Esta ciudad homenajeará hoy al Padre Juan Corti a siete años de su partida

Al cumplirse siete años de la muerte de Juan Corti, desde la fundación que lleva su nombre difundieron un mensaje de homenaje, destacando y poniendo en valor todo lo realizado por el Padre en Comodoro Rivadavia.

“Ya transcurrieron siete años de aquella despedida imborrable. Toda la comunidad comodorense se hizo presente para despedir, recorriendo sus calles, su púlpito como él decía, visitando él, desde el silencio, los frentes de sus escuelas, acompañando con lágrimas y plegarias los restos mortales del Cura Gaucho y Manguero, del sacerdote salesiano, misionero patagónico; educador de raza que supo hacer de su vida una entrega generosa y sin reservas a su pueblo adoptivo, sobre todo a la niñez, a la juventud, privilegiando entre ellos, a los más pobres y desfavorecidos”, manifestaron.

Asimismo, afirmaron que “fue un cabal y fiel hijo de Don Bosco, callejero, con sotana y pantalones, a veces un tanto desgastados, pero siempre bien puestos, experto como nadie en periferias existenciales del pueblo de Dios. Difícil encontrar en la historia de la capital del petróleo alguien que como él, supo ser sembrador de la palabra de Dios, portador a un mismo tiempo del pan evangélico, del pan que sacia el hambre y del pan que se entrega en las aulas para el sentido y los proyectos de vida”.

Al mismo tiempo, aseguraron que el Padre Juan Corti llegó a la Argentina a los 23 años y le regaló 65 años de su vida, y de ellos, 62 a su querido Comodoro Rivadavia. “Dejó en Galbiate, en su Italia natalicia, sus grandes amores familiares. Quiso que, así como transcurrió su juventud, su adultez y su ancianidad en Comodoro Rivadavia descansaran sus restos mortales. Y aquí se quedó. En este 7º aniversario recordatorio de su nacimiento a la vida plena y definitiva, solo corresponder una vez y sin descanso, agradecer”.

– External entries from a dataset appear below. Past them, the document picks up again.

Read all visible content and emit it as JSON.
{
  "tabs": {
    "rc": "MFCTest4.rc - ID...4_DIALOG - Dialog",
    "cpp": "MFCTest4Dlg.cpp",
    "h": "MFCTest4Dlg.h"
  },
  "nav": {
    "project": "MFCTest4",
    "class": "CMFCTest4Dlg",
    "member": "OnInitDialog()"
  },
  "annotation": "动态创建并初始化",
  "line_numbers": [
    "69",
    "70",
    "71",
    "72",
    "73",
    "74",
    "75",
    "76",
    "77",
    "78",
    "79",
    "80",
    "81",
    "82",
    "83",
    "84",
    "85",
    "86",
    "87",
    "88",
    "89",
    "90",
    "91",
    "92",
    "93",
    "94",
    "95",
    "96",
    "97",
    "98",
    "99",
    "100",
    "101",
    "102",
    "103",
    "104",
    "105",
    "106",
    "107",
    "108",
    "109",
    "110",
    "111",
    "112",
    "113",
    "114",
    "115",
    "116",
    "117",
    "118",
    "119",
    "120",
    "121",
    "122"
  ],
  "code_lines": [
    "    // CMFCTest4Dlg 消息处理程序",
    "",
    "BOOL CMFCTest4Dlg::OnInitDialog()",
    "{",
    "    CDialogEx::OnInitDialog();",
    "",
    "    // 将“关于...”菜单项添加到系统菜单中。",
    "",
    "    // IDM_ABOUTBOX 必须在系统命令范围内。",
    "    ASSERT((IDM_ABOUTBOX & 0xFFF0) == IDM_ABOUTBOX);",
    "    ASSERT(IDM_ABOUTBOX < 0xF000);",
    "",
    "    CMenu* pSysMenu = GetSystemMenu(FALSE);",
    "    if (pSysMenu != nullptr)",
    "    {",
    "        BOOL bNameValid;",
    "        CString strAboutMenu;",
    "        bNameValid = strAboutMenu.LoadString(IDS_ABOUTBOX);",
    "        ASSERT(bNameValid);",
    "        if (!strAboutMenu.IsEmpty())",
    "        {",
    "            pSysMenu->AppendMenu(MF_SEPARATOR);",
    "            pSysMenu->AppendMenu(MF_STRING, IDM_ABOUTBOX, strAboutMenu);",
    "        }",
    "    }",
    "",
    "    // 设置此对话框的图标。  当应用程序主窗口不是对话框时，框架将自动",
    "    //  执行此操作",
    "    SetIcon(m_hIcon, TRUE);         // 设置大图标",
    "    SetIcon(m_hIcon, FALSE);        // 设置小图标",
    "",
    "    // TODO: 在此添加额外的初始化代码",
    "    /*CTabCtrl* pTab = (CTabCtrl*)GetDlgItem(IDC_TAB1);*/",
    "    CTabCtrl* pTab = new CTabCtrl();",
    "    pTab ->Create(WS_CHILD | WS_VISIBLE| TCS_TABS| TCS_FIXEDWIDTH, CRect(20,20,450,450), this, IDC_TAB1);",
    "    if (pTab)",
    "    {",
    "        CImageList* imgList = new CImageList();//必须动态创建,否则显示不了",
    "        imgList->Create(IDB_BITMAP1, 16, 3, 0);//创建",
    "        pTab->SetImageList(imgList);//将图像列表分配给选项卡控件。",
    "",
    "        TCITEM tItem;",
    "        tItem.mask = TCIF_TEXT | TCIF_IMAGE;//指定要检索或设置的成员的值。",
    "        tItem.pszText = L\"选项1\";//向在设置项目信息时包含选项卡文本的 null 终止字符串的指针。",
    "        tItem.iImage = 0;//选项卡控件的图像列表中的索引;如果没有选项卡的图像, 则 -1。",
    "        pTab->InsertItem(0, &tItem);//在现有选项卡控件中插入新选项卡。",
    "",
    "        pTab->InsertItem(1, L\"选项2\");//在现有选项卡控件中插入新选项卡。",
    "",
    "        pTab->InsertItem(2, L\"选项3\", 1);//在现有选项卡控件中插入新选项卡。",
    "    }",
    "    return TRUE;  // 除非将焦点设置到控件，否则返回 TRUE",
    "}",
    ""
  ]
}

Por último, señalaron que “estamos seguros de nuestro Cura Gaucho y Ángel Custodio, en el cielo y desde Dios estará disfrutando al mismo tiempo que intercediendo por todos ustedes y sus propias familias. Que la esperanza nunca se apague y que cada uno de nosotros sepamos ser la herramienta que los niños y jóvenes necesitan para mantener la fe, la paz y el amor”.